O orçamento secreto é uma droga viciante. Quanto mais recebem e mais usam os milhões das emendas parlamentares nas paróquias eleitorais e em esquemas de corrupção, mais verbas do orçamento os deputadocratas querem abocanhar. Ficam insaciáveis.
Na votação sobre o Marco do Saneamento, dos 143 deputados/as do MDB, PSD e União Brasil – partidos que comandam nove ministérios do governo Lula – apenas oito deles votaram a favor do governo.
Lira tem uma explicação bem didática para isso. “Um governo de coalizão, com troca de ministérios por apoios, está comprovado que não vai dar certo”, disse ele em entrevista ao jornal O Globo, em 30/4 – três dias antes da votação, portanto.
E ele então dá a receita mágica de sucesso: “as emendas resolvem isto sem ser necessário um ministério”.
O chefe da deputadocracia menospreza a legitimidade da vitória do Lula, eleito com 60.345.699 votos.

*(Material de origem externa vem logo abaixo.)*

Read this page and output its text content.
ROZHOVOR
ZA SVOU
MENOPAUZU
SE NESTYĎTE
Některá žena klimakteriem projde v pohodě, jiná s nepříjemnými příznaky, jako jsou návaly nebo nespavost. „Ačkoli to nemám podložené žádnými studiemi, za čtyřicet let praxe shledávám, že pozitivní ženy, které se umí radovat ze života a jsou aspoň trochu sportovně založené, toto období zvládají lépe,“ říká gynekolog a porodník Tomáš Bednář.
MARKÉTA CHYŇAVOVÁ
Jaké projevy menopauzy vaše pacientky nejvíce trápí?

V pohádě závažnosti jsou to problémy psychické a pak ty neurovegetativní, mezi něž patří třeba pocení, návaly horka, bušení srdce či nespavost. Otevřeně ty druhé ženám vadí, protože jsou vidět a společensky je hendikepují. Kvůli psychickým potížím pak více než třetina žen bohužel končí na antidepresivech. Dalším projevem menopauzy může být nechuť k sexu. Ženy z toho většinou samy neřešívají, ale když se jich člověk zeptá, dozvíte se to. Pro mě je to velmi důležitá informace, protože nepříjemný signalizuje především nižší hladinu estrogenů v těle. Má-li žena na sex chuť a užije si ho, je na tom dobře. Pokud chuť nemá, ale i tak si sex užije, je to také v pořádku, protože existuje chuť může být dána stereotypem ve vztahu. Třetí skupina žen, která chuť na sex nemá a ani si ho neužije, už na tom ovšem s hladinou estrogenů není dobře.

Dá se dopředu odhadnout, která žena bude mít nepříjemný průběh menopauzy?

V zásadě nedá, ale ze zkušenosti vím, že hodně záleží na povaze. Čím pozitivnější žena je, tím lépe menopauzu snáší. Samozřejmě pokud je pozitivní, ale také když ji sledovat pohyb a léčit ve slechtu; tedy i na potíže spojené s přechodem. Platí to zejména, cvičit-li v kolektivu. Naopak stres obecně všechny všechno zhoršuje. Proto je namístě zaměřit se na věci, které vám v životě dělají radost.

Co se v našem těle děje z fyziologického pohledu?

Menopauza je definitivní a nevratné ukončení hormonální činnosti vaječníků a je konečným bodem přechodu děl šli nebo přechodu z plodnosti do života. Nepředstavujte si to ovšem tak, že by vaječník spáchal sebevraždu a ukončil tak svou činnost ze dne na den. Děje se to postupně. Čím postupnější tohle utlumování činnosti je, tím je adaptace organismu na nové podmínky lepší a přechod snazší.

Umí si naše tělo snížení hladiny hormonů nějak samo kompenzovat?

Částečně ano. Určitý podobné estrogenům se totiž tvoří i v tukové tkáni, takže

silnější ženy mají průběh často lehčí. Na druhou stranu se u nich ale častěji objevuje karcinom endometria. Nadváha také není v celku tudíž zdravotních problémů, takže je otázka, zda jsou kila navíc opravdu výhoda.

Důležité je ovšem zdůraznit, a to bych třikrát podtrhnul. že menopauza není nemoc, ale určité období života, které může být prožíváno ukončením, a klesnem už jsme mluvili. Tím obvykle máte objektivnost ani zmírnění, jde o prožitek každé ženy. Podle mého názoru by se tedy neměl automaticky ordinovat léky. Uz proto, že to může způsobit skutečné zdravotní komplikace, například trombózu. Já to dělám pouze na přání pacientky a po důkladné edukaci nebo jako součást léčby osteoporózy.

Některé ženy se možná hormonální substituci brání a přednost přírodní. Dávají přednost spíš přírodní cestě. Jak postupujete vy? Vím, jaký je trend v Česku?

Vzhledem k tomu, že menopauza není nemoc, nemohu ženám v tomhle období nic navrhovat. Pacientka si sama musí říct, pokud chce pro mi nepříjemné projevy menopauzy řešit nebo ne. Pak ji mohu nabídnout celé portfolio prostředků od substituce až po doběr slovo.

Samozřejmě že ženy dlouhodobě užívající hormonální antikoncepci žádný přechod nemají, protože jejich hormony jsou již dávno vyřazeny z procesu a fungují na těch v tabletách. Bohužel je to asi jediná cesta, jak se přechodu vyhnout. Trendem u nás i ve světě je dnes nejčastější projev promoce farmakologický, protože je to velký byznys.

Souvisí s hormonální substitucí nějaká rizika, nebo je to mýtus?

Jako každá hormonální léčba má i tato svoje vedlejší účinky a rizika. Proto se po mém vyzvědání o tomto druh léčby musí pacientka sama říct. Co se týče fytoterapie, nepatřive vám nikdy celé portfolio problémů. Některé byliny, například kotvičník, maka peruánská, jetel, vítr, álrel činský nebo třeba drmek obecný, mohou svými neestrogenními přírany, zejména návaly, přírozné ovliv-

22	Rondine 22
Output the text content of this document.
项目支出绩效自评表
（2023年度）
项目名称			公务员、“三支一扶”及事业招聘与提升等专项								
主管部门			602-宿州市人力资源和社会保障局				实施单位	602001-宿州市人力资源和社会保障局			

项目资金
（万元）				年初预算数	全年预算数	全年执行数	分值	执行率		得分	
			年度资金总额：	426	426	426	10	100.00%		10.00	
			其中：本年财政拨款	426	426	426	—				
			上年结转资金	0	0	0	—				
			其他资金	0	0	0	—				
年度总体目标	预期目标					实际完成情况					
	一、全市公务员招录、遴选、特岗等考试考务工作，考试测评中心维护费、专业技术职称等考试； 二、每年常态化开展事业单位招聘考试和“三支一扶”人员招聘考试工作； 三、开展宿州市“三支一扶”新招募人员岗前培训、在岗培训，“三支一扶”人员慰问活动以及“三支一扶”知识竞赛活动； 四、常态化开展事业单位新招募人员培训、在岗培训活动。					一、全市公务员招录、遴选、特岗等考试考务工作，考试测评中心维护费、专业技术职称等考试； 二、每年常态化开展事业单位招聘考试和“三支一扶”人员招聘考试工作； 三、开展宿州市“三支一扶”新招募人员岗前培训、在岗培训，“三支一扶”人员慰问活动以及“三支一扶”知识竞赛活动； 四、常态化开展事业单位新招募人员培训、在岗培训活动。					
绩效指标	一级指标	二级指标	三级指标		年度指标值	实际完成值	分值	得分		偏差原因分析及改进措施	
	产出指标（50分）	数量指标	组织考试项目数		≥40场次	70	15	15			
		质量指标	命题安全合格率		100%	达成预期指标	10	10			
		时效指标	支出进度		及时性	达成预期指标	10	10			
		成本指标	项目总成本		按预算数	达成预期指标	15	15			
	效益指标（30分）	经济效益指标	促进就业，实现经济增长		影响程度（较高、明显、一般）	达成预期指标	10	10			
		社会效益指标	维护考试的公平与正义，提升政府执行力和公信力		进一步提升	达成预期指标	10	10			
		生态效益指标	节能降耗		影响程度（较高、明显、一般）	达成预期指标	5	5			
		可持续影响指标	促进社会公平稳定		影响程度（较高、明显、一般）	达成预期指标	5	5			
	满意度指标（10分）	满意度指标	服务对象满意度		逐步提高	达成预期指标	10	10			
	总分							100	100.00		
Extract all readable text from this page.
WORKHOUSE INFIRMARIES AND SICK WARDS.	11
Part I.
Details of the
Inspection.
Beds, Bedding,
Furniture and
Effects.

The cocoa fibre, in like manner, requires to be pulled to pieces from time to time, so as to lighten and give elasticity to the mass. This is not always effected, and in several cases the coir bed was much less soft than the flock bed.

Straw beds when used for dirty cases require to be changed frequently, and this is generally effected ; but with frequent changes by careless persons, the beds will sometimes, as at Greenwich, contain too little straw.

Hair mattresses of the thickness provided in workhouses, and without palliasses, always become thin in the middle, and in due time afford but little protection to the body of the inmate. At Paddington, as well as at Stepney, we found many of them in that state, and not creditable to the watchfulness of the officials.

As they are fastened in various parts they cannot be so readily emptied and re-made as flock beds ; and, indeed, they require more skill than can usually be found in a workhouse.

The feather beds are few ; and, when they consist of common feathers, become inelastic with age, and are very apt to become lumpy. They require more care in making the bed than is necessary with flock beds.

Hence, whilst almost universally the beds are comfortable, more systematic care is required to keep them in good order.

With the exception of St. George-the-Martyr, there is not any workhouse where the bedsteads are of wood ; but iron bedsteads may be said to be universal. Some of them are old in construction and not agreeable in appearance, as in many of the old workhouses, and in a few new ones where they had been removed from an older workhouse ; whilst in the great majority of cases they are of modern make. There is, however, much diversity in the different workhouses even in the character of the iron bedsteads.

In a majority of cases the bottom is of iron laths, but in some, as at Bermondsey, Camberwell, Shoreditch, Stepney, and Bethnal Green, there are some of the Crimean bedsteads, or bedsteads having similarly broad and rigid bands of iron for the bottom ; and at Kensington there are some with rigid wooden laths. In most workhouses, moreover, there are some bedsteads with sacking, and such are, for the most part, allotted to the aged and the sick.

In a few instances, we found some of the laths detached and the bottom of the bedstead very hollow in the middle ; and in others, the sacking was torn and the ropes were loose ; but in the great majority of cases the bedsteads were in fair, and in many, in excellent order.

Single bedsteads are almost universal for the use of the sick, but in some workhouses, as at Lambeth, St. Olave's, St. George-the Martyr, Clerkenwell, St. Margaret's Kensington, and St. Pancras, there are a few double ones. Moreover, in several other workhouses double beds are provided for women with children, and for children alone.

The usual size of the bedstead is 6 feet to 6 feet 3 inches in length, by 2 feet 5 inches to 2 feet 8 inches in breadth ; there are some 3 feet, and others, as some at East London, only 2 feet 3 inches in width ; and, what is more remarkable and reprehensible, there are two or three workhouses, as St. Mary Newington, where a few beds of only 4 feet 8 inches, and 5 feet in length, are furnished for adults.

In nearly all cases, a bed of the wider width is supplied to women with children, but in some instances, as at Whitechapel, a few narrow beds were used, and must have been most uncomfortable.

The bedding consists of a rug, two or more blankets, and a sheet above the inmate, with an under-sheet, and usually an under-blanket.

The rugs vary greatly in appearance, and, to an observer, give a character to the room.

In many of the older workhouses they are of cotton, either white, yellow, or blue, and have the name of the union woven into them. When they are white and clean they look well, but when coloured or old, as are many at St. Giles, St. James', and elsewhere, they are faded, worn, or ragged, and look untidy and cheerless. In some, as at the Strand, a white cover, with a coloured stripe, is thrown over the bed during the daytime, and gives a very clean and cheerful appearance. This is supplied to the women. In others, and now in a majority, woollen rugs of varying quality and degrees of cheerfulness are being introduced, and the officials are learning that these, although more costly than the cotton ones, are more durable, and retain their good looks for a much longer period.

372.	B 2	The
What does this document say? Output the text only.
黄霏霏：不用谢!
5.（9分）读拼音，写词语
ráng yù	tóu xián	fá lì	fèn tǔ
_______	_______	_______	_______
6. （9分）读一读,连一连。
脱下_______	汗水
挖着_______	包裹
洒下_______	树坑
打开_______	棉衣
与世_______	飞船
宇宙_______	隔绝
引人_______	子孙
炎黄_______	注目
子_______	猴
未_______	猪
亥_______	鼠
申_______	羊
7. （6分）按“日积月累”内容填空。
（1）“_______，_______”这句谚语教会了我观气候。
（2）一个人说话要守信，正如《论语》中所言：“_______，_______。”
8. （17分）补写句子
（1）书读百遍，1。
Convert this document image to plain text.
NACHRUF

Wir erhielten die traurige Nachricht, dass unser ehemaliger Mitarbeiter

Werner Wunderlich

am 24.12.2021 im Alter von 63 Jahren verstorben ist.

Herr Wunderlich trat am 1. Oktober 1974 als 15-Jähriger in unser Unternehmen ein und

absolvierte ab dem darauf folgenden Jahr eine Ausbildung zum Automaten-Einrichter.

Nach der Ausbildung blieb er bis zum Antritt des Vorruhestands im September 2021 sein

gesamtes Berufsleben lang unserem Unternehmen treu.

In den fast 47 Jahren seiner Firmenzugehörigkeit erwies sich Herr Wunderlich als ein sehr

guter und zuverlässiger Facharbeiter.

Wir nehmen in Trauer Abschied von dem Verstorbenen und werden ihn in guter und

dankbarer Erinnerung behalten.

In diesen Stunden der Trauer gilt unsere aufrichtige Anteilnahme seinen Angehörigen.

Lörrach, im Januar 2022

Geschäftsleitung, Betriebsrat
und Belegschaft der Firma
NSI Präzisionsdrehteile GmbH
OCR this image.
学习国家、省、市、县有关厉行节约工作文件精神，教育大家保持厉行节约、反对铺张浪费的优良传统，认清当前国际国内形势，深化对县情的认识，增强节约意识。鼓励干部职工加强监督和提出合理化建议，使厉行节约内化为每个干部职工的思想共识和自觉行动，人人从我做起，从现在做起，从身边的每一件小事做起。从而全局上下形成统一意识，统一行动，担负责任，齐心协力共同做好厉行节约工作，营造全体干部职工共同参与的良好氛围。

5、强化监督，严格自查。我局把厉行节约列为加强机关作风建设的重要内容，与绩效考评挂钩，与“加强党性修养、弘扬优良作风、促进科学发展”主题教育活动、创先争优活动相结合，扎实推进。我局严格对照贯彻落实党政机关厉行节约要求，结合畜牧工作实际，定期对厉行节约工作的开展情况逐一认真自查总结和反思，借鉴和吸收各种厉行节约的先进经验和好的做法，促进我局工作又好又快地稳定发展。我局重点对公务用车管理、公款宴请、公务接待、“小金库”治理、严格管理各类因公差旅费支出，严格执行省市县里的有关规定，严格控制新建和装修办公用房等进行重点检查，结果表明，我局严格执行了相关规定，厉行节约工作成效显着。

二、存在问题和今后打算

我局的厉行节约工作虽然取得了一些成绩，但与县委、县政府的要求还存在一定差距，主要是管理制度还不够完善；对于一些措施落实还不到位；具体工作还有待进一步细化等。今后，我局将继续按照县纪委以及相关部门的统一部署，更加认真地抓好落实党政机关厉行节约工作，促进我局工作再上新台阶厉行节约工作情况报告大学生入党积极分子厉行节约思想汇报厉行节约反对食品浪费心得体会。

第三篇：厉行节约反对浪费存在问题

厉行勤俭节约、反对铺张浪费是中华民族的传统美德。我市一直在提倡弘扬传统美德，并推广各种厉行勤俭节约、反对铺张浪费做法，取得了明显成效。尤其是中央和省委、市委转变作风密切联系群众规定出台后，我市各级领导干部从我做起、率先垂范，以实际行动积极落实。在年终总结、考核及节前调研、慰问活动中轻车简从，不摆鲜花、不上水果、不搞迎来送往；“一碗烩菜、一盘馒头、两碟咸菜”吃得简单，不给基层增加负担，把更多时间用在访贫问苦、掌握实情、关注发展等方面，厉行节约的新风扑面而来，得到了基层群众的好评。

Na visão dele, Lula “foi eleito com margem de votos mínima e precisa entender que temos Banco Central independente, agências reguladoras, Lei das Estatais e um Congresso com atribuições mais amplas”.
Por extensão, Lira também não reconhece a legitimidade dos ministros de Estado designados pelo presidente da República para executarem o programa eleito. “Da forma como está, o parlamentar fica com o pires na mão e um ministro, que não recebe votos e não faz concurso, é quem define a destinação de R$ 200 bilhões para municípios do Brasil”, afirmou.
Embora diga que emendas bastam, e que não é “necessário um ministério” para saciar a fissura da deputadocracia, o próprio Lira se movimentou bastante para influenciar a escolha de ministros do governo Lula e para manter primos e apadrinhados seus instalados há vários anos, governo após governo, na Codevasf, no Incra, CBTU e Dnocs.
Assim como Lira, seu fiel aliado Elmar Nascimento, deputadocrata do União Brasil/BA que combate o governo ferozmente, não aceita que um apaniguado seu, nomeado pelo governo anterior, seja exonerado da Codevasf na Bahia!
No sistema Deputadocrático não importa quem é eleito para a presidência da República e qual programa foi escolhido nas urnas, porque são eles, os deputadocratas, que determinam os rumos do país – sempre na direção do atraso, do conservadorismo e da preservação das desigualdades e injustiças sociais.